To George Washington from Jacob Richardson, 1 October 1789

From Jacob Richardson

Newport Octor 1. 1789.


By Capt. Clarke, who arived here last evening, in 50 days from Nants in France I receiv’d a number of Letters, into the Post Office, one of which was for you Sir, which I enclose, & Send by one of our Packets, which wish safe to your hands, I send it in this way that it may gett to you sooner than by Post, we have but one Post in a Week to N. york, goes from here Tuesdays, and getts to N. york on Saturday following. I am wishing you health and happiness. Your most hume Servt

Jacob Richardson

P.S. I have Just heard that Mr Osgood, is appointed, Post Master General,1 if you Sir, would be so kind as to request of him my continuance in this small Office, provided he has a good Report of my services in said Office from 1784 to this time, you will do me a particular favour.2

ALS, DNA: RG 59, Miscellaneous Letters.

Jacob Richardson (c.1738–1818), longtime postmaster for Newport, was perhaps best known for his dispute in the late 1780s with Gov. John Collins over the payment by Rhode Islanders for postage in depreciated currency. See Polishook, Rhode Island and the Union, description begins Irwin H. Polishook. Rhode Island and the Union, 1774–1795. Evanston, Ill., 1969. description ends 175–78; Columbian Centinel (Boston), 14 Oct. 1818. Richardson retained his post under the new government. See correspondence with the postmaster general in DNA: RG 28, Letters Sent by the Postmaster General, 1789–1836, passim.

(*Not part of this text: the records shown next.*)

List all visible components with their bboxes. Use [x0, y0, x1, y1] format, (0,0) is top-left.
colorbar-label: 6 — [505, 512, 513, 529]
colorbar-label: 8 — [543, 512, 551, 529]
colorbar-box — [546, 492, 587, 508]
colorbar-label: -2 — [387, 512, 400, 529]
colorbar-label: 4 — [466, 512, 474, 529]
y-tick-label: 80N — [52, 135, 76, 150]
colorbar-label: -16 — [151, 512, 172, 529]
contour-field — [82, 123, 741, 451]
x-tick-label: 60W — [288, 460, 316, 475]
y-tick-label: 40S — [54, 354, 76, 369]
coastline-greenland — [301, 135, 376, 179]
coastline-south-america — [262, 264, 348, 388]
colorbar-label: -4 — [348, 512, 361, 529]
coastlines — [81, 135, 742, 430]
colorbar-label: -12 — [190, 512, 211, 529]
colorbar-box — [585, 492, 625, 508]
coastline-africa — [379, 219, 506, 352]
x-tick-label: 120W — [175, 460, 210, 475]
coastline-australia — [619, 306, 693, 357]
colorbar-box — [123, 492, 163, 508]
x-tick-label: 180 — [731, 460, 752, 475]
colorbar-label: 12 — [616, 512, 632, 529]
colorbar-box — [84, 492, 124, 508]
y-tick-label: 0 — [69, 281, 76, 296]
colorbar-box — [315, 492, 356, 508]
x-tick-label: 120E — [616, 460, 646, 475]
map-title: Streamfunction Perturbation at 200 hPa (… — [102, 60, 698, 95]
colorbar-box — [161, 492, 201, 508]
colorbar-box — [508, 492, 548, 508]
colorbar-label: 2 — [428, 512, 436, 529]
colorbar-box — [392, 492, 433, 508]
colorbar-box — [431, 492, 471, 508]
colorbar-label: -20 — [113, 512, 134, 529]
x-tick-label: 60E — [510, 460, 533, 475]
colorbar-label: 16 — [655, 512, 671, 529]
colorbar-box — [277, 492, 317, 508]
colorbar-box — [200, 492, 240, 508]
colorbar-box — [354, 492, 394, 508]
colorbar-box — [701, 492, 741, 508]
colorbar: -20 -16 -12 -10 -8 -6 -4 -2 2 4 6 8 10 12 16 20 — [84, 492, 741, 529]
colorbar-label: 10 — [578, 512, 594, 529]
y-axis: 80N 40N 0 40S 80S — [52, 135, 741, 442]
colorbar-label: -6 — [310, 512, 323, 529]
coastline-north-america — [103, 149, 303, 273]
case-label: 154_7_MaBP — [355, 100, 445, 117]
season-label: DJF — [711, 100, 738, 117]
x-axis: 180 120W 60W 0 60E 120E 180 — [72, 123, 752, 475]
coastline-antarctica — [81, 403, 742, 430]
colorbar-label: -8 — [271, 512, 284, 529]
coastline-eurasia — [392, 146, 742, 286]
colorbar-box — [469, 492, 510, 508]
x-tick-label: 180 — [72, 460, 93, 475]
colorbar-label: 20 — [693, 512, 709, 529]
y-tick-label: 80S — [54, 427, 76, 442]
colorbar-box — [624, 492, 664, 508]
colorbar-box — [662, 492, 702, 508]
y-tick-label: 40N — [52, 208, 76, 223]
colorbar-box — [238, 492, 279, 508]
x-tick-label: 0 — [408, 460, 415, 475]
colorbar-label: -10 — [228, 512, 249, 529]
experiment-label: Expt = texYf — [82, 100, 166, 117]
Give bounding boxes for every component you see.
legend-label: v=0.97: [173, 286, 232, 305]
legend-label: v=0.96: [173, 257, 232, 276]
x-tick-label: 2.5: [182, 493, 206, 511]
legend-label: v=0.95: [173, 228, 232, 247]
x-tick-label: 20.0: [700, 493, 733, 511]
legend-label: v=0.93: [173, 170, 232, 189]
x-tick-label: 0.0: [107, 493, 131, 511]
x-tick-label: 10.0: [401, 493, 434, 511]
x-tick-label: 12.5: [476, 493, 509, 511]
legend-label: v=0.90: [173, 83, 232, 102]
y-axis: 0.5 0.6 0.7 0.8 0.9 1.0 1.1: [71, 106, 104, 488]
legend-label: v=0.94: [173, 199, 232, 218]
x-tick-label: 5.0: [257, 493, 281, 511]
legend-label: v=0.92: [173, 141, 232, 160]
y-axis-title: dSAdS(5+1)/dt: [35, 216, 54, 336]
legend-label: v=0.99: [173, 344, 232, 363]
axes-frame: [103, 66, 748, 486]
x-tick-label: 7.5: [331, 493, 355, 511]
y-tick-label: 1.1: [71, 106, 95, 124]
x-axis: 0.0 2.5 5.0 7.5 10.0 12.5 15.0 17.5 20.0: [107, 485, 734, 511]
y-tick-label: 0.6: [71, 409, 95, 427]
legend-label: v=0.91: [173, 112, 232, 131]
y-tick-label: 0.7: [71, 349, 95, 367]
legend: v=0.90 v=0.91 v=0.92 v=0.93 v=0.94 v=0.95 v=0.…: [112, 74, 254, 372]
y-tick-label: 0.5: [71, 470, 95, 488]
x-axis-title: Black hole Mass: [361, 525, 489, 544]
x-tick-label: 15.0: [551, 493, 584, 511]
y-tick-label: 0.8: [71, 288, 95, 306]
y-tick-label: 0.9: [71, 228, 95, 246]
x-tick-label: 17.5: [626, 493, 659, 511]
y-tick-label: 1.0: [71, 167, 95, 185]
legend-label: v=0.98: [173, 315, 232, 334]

1Samuel Osgood (1748–1813) of Andover, Mass., had studied for the ministry at Harvard but after graduating in 1770 joined a business firm with his brother. During the Revolution he served as aide-de-camp to Artemas Ward. In 1781 he was elected to Congress and served until 1784; in 1785 he became a member of the Board of Treasury. Although Osgood had not supported the Constitution in the struggle for ratification, GW nevertheless appointed him to succeed Ebenezer Hazard as postmaster general in September 1789. Osgood served until the government moved to Philadelphia in the summer of 1790.

2Tobias Lear replied to this letter on the president’s behalf on 12 Oct., acknowledging Richardson’s letter and informing him that “I am directed by him to inform you, in answer to that part of your letter which relates to the Post Office, that he never interferes in the appointment of any Officers whose appointment does not by law come under his immediate cognizance. Mr Osgood must act as he pleases in the appointment of his deputies” (DNA: RG 59, Miscellaneous Letters; LB, DLC:GW). The letter-book copy of Lear’s letter was inadvertently addressed to the postmaster at Providence.